Я ощутила всплеск энергии, когда легла рядом с ним. С того момента, как мы встретились, его тело зацепилось за меня, словно якорь. И сейчас я чувствовала, как оно трансформируется, ищет новую точку опоры.

– Куда я направляюсь? – спросил он, глядя на меня, но сквозь меня.

– Я не знаю, но думаю, это место прекрасно. Оно всеобъемлюще, ты будешь в умиротворении. – Я поглаживала тыльную сторону его ладони, массировала его пальцы своими.

– Разбуди меня, когда Зоэла придет домой. – Он закрыл глаза.

– Разумеется.

Я вышла из комнаты, оставив его отдыхать.

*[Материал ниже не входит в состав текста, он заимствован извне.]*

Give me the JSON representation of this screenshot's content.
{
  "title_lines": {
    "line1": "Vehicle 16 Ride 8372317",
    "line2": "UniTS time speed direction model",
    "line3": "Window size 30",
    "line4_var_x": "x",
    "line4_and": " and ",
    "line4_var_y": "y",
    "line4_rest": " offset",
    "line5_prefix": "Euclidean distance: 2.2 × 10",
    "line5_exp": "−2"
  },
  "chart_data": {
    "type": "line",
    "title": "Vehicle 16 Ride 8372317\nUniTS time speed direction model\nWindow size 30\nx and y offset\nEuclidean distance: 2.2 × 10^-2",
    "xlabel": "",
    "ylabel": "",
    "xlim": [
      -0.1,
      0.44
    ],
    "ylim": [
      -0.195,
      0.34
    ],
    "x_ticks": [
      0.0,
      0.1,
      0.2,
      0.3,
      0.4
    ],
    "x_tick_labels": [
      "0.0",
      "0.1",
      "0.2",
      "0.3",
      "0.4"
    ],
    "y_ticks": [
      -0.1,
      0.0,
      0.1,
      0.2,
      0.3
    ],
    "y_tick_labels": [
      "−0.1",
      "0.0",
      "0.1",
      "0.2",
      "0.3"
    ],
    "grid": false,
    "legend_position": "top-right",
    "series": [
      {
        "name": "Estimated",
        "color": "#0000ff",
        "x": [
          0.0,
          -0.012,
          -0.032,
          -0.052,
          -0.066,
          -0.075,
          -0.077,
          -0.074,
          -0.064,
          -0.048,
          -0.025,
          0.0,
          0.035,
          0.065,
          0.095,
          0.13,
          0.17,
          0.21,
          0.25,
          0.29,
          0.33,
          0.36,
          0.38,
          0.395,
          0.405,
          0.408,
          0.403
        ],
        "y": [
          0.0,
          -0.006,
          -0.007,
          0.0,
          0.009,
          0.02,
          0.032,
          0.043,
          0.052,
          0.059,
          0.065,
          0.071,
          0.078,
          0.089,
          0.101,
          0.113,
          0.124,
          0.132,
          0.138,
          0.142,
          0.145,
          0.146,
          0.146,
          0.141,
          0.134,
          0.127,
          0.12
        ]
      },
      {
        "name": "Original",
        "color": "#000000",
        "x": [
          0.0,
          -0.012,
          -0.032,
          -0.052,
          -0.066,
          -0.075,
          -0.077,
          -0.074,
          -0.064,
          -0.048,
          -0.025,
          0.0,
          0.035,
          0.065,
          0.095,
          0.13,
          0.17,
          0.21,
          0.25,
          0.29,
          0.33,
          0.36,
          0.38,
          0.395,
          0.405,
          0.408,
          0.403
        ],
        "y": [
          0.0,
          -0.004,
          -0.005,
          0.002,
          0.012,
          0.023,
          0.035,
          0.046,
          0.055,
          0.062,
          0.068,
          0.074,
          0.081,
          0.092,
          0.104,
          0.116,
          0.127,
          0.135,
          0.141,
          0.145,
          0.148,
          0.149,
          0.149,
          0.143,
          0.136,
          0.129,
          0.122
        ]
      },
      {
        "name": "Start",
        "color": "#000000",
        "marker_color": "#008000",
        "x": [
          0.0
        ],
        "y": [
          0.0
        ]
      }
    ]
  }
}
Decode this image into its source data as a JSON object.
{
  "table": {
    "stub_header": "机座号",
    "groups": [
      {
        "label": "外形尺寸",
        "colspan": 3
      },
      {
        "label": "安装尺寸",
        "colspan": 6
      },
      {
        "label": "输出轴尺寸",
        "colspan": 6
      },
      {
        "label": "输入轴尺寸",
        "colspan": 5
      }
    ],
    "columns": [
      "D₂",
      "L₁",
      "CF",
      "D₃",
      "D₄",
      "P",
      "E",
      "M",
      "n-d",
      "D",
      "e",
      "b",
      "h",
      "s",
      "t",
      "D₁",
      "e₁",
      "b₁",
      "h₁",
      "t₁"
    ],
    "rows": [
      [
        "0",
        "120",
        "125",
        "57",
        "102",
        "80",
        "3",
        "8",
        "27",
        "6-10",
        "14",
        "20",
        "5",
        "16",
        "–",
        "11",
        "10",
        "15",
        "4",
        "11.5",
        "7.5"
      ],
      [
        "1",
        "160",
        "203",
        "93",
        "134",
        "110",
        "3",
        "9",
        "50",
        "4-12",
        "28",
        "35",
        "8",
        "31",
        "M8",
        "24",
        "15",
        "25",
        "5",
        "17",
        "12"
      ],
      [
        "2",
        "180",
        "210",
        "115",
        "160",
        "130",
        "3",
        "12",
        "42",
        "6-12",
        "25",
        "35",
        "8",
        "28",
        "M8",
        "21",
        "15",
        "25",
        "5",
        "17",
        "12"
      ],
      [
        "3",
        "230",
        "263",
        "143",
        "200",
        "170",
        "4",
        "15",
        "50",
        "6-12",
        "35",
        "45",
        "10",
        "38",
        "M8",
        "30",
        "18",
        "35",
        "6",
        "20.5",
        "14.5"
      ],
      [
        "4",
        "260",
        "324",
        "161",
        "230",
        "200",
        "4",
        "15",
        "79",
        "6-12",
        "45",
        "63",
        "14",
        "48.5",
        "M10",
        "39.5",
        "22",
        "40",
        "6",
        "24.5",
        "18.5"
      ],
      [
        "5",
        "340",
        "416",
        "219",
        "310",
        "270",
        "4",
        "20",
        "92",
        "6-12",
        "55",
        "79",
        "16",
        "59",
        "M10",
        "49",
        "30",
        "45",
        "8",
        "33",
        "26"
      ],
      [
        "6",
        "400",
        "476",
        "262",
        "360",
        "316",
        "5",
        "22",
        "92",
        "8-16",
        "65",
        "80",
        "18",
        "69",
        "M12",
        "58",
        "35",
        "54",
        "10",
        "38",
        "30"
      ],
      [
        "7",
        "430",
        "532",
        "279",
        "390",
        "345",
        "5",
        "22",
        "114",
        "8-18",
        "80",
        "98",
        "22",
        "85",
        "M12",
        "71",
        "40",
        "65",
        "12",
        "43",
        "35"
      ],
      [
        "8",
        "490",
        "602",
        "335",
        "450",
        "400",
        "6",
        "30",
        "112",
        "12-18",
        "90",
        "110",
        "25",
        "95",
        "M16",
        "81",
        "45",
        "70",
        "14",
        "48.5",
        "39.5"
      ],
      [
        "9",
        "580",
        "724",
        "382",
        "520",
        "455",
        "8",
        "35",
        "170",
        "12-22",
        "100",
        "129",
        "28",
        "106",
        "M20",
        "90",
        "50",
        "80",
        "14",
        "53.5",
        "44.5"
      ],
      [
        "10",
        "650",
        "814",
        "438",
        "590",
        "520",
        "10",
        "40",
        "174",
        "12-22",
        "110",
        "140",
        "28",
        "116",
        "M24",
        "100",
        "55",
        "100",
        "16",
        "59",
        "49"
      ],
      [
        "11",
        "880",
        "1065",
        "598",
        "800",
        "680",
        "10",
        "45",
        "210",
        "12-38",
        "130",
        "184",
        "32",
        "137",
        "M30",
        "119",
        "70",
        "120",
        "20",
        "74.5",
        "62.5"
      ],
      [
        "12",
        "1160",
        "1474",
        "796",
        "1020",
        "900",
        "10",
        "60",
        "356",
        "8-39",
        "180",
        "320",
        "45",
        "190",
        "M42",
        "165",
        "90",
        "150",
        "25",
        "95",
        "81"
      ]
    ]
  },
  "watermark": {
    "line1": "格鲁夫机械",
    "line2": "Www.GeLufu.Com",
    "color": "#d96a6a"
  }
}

Я услышала, как через два дома от нас церковный колокол пробил одиннадцать часов утра. Иногда я ненавидела, что мы жили на той же улице, где находилась церковь. Колокол отмечал моменты, которые не хотелось отмечать.

В гостиной мой папа, моя мачеха Обри и моя сестра Аттика собрались вместе за столом. Они возглавляли группу, которую можно описать не иначе как командный центр хосписа, – отвечали на все входящие звонки, расписывали график посещения для знакомых, информировали семью о том, что происходит. Между вечером пятницы, когда мы привезли Саро домой на «Скорой», и этим утром мир кардинально изменился. Моя мама уехала из Лос-Анджелеса обратно в Хьюстон на работу. Мой отец и Обри приехали, чтобы сменить ее в роли семейной поддержки. Моя сестра носилась между моим и своим домами, закупая продукты, выполняя поручения хосписа, ухаживая за всеми, следя, чтобы у Франки и Косимо была еда и все остальное, в чем они могли бы нуждаться.

Один из двоюродных братьев Саро приехал из Буффало, штата Нью-Йорк, чтобы попрощаться. Франка и Косимо, оцепеневшие от горя, собрались возле постели Саро, чтобы попрощаться перед тем, как вернуться обратно на Сицилию. Приходы и уходы членов семьи и друзей вызывали головокружение.

Когда Зоэла вернулась из школы домой в этот день, она направилась прямиком к папе в комнату. Она назвала его «соня» и поинтересовалась, можно ли ей тоже мороженое.

Затем мы поужинали возле его кровати, пока он отдыхал. Зоэла смотрела «Кота в сапогах», а потом красила ногти дедушки лаком, потому что именно этим она хотела заняться, и никто не хотел ей перечить. Она пожелала Саро спокойной ночи и сказала, что любит его. Затем я уложила ее спать.